Neuberger Berman began a comprehensive review of its US$304 billion portfolio last year, specifically to understand how their investments will be affected by climate change. The verdict is in, and it isn’t good.

“The unfortunate overall conclusion is that developed markets are not on track,” said Jonathan Bailey, head of ESG investing at Neuberger Berman.

With the help of three climate scientists who joined the firm in November, Neuberger Berman plans to push companies for progress—and quickly. If the firm isn’t satisfied, Bailey said, it might reconsider the investments.

The portfolio review offered some useful insights. European companies are better prepared for climate change impacts than their U.S. competitors. Companies that operate inland may underestimate the risks presented by increased heat and wildfires.

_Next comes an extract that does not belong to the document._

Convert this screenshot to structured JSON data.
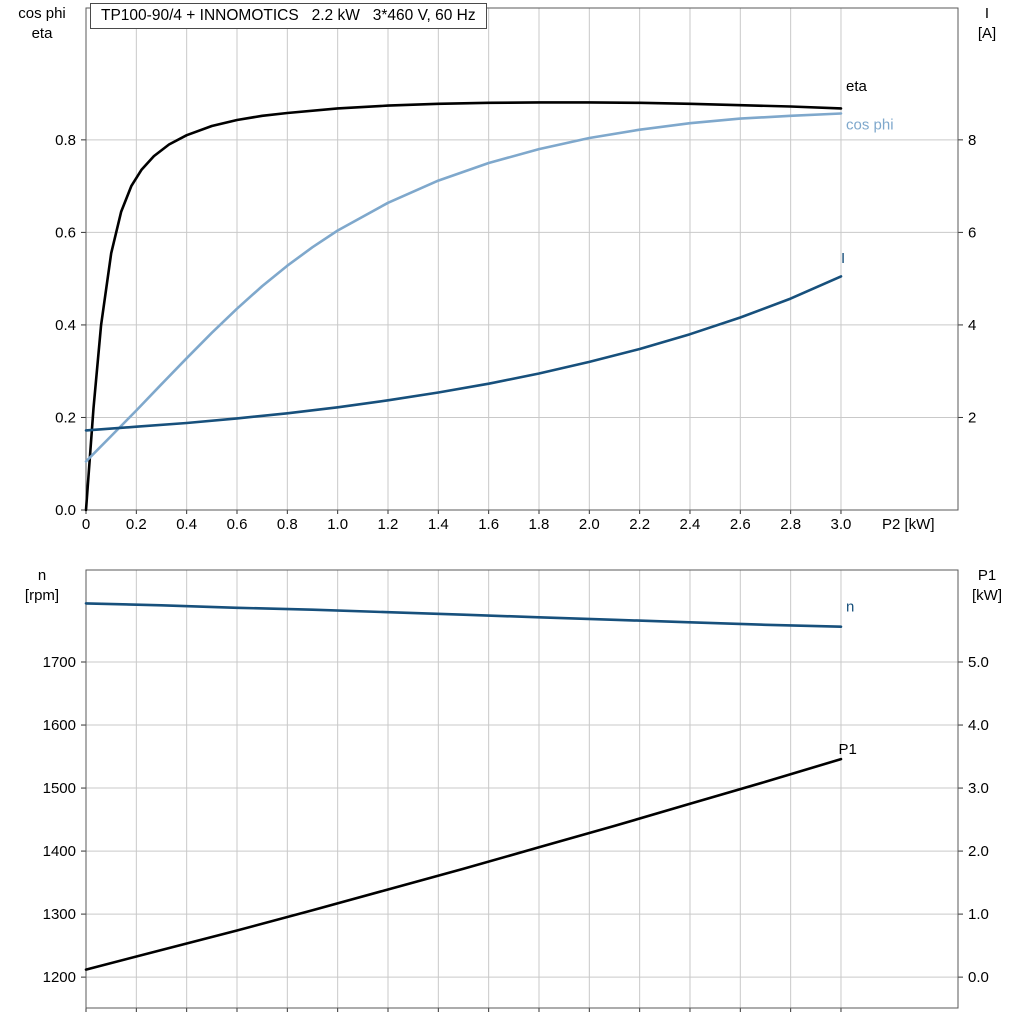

With their current mix of power generation, many U.S. utilities won’t be viable within 15 years.

“There are companies we view as having no real value under a 2-degree scenario,” Bailey said, referring to what scientists agree is the maximum amount of tolerable warming. “If I look at the oil and gas sector, they are not on track for a 2-degree world and they don’t believe one will happen.”

Under pressure from investors, some of the biggest oil and gas companies have begun planning for global warming. Shell announced this month it plans to become an electricity company. Norway’s Statoil renamed itself Equinor and now highlights its offshore wind business.

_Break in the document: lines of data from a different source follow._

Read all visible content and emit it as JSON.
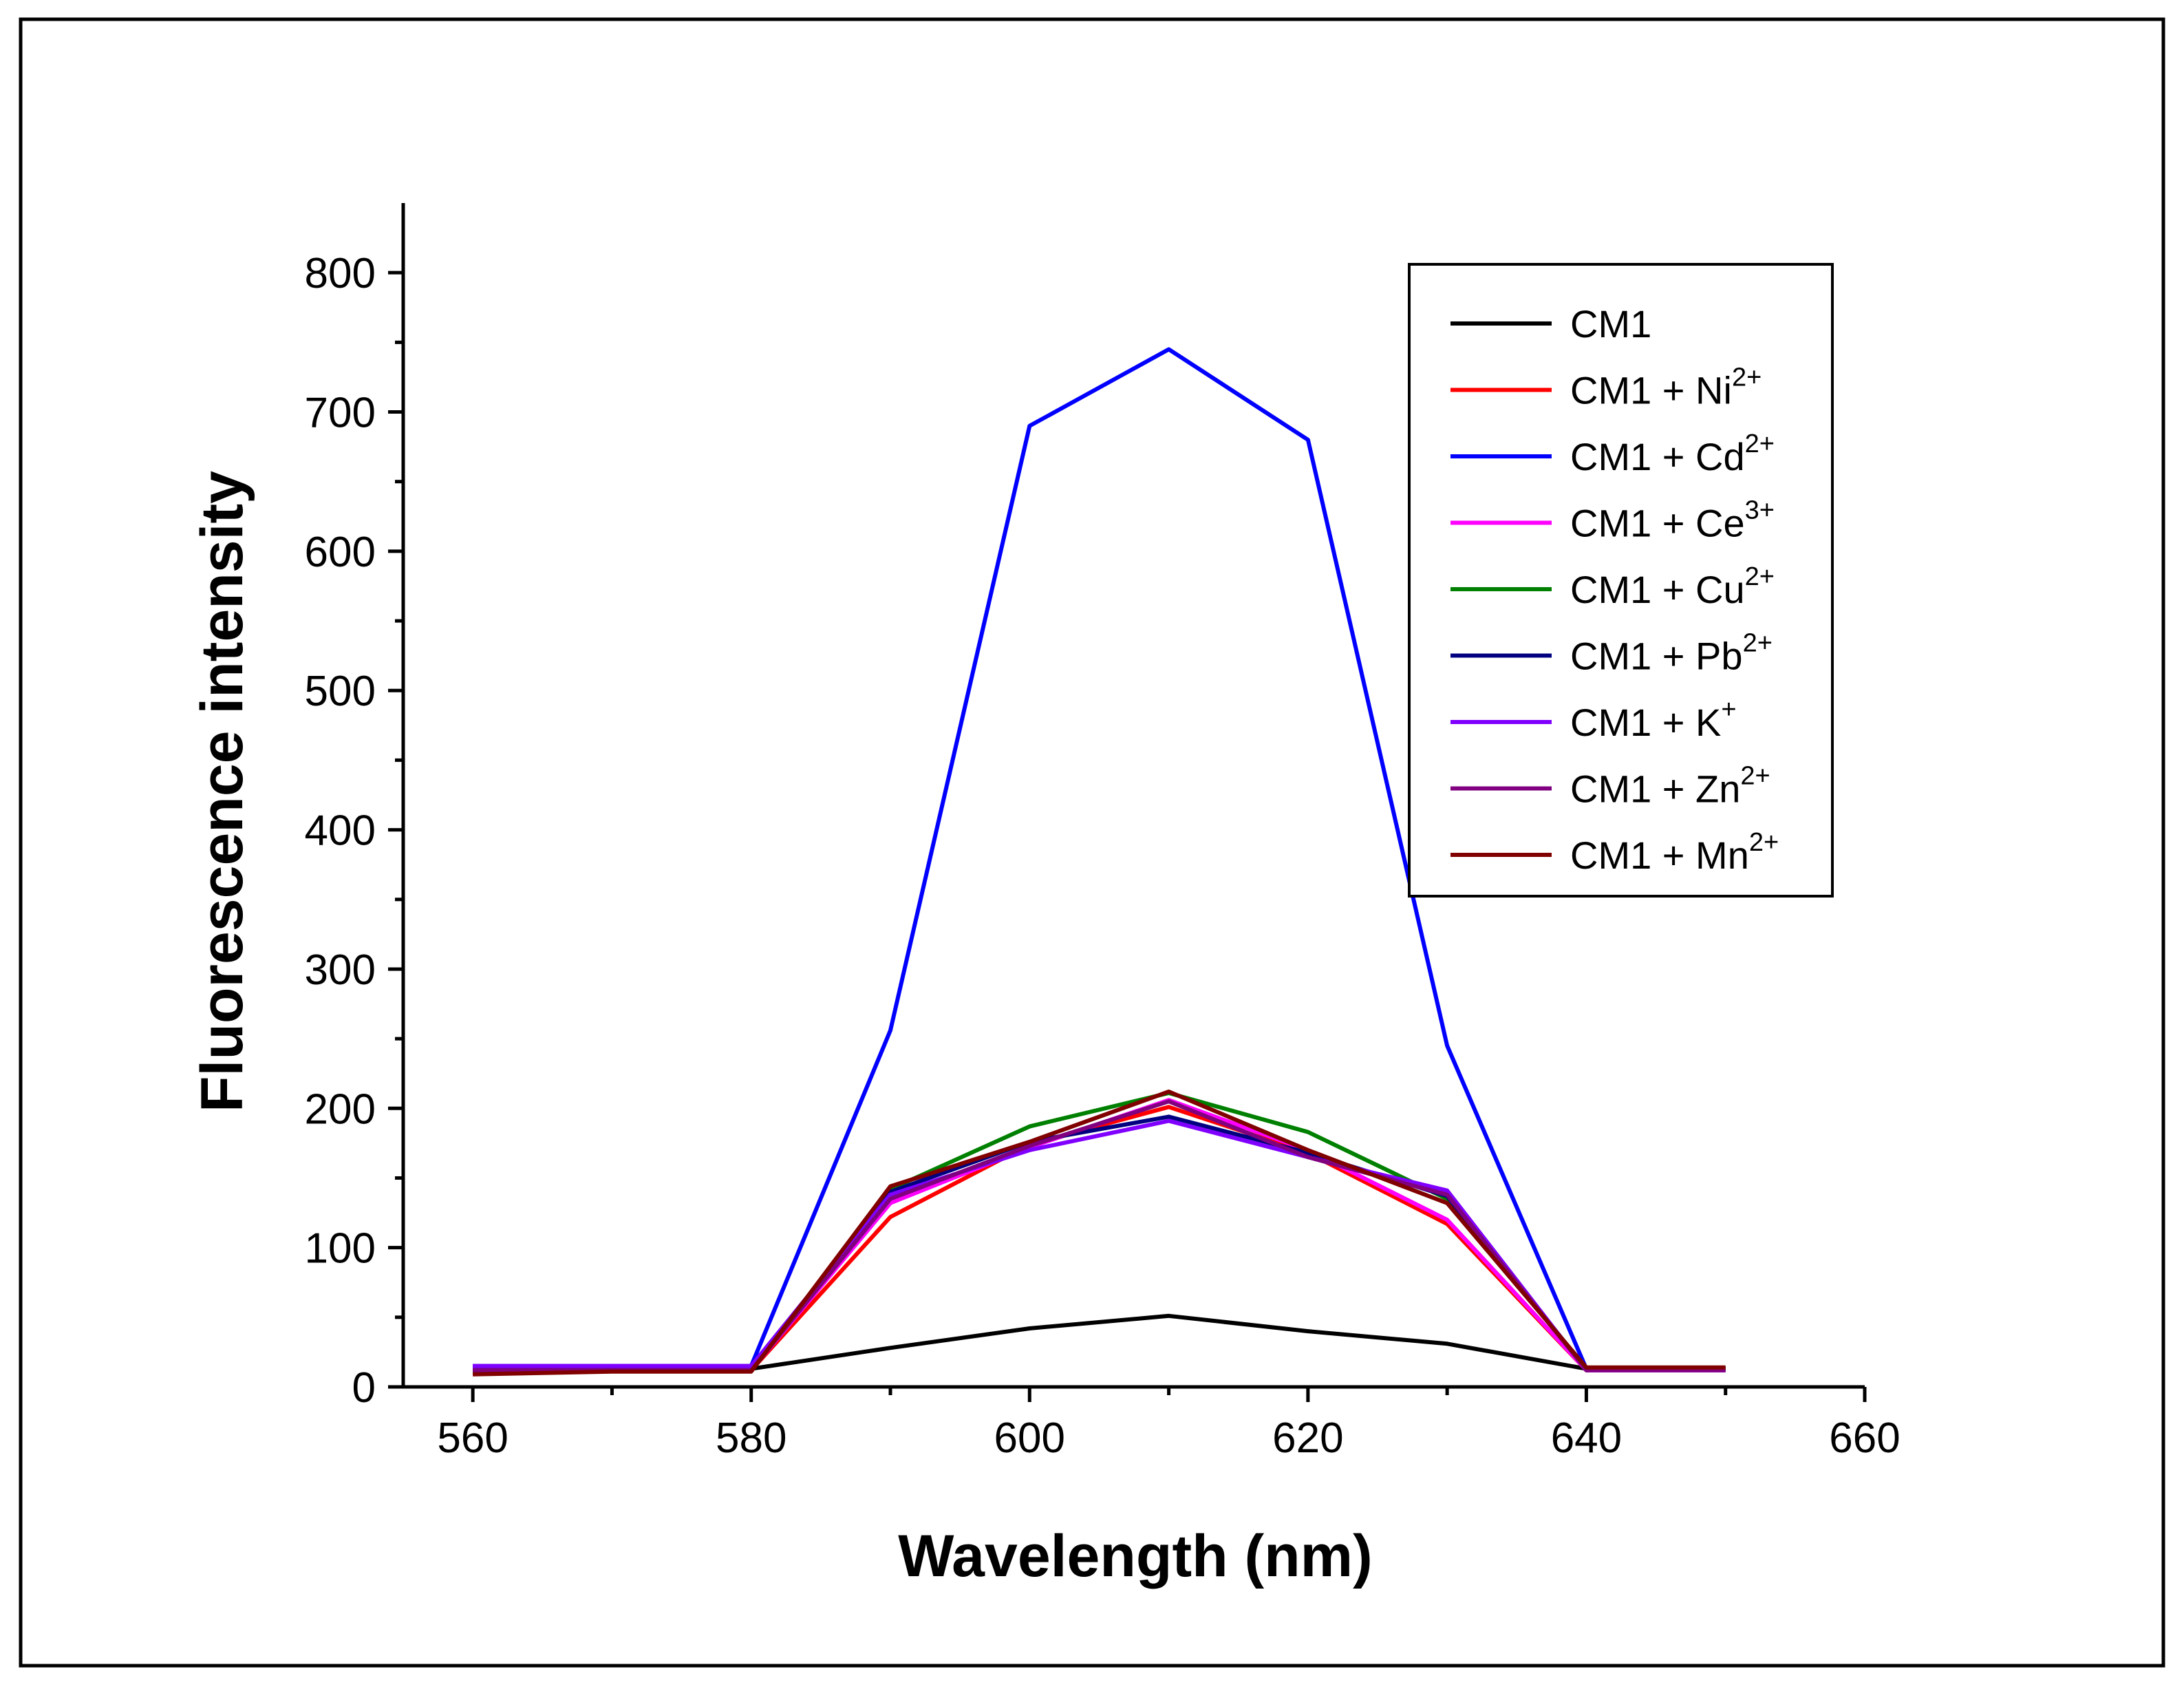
{
  "chart_data": {
    "type": "line",
    "title": "",
    "xlabel": "Wavelength (nm)",
    "ylabel": "Fluorescence intensity",
    "xlim": [
      555,
      660
    ],
    "ylim": [
      0,
      850
    ],
    "xticks": [
      560,
      580,
      600,
      620,
      640,
      660
    ],
    "yticks": [
      0,
      100,
      200,
      300,
      400,
      500,
      600,
      700,
      800
    ],
    "x": [
      560,
      570,
      580,
      590,
      600,
      610,
      620,
      630,
      640,
      650
    ],
    "legend_position": "top-right",
    "series": [
      {
        "name": "CM1",
        "ion": "",
        "charge": "",
        "color": "#000000",
        "values": [
          13,
          13,
          13,
          28,
          42,
          51,
          40,
          31,
          13,
          13
        ]
      },
      {
        "name": "CM1 + Ni",
        "ion": "Ni",
        "charge": "2+",
        "color": "#ff0000",
        "values": [
          10,
          12,
          12,
          122,
          174,
          201,
          168,
          117,
          12,
          12
        ]
      },
      {
        "name": "CM1 + Cd",
        "ion": "Cd",
        "charge": "2+",
        "color": "#0000ff",
        "values": [
          15,
          15,
          15,
          256,
          690,
          745,
          680,
          245,
          13,
          13
        ]
      },
      {
        "name": "CM1 + Ce",
        "ion": "Ce",
        "charge": "3+",
        "color": "#ff00ff",
        "values": [
          12,
          12,
          12,
          132,
          172,
          206,
          170,
          120,
          12,
          12
        ]
      },
      {
        "name": "CM1 + Cu",
        "ion": "Cu",
        "charge": "2+",
        "color": "#008000",
        "values": [
          11,
          12,
          12,
          142,
          187,
          211,
          183,
          135,
          13,
          13
        ]
      },
      {
        "name": "CM1 + Pb",
        "ion": "Pb",
        "charge": "2+",
        "color": "#000080",
        "values": [
          12,
          12,
          12,
          140,
          176,
          194,
          168,
          137,
          13,
          13
        ]
      },
      {
        "name": "CM1 + K",
        "ion": "K",
        "charge": "+",
        "color": "#8000ff",
        "values": [
          15,
          15,
          15,
          138,
          170,
          191,
          165,
          141,
          12,
          12
        ]
      },
      {
        "name": "CM1 + Zn",
        "ion": "Zn",
        "charge": "2+",
        "color": "#800080",
        "values": [
          12,
          12,
          12,
          135,
          173,
          205,
          165,
          138,
          12,
          12
        ]
      },
      {
        "name": "CM1 + Mn",
        "ion": "Mn",
        "charge": "2+",
        "color": "#800000",
        "values": [
          9,
          11,
          11,
          144,
          176,
          212,
          170,
          132,
          14,
          14
        ]
      }
    ]
  }
}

Public companies are increasingly facing pressure from investors to consider and disclose their climate readiness. Fewer than 200 companies globally have formally committed to push their operations in line with global climate goals, according to the Science Based Targets Initiative.

Neuberger Berman also plans to more strongly integrate climate risk in its business as well as its portfolio, placing the responsibility for managing that risk with its board of directors.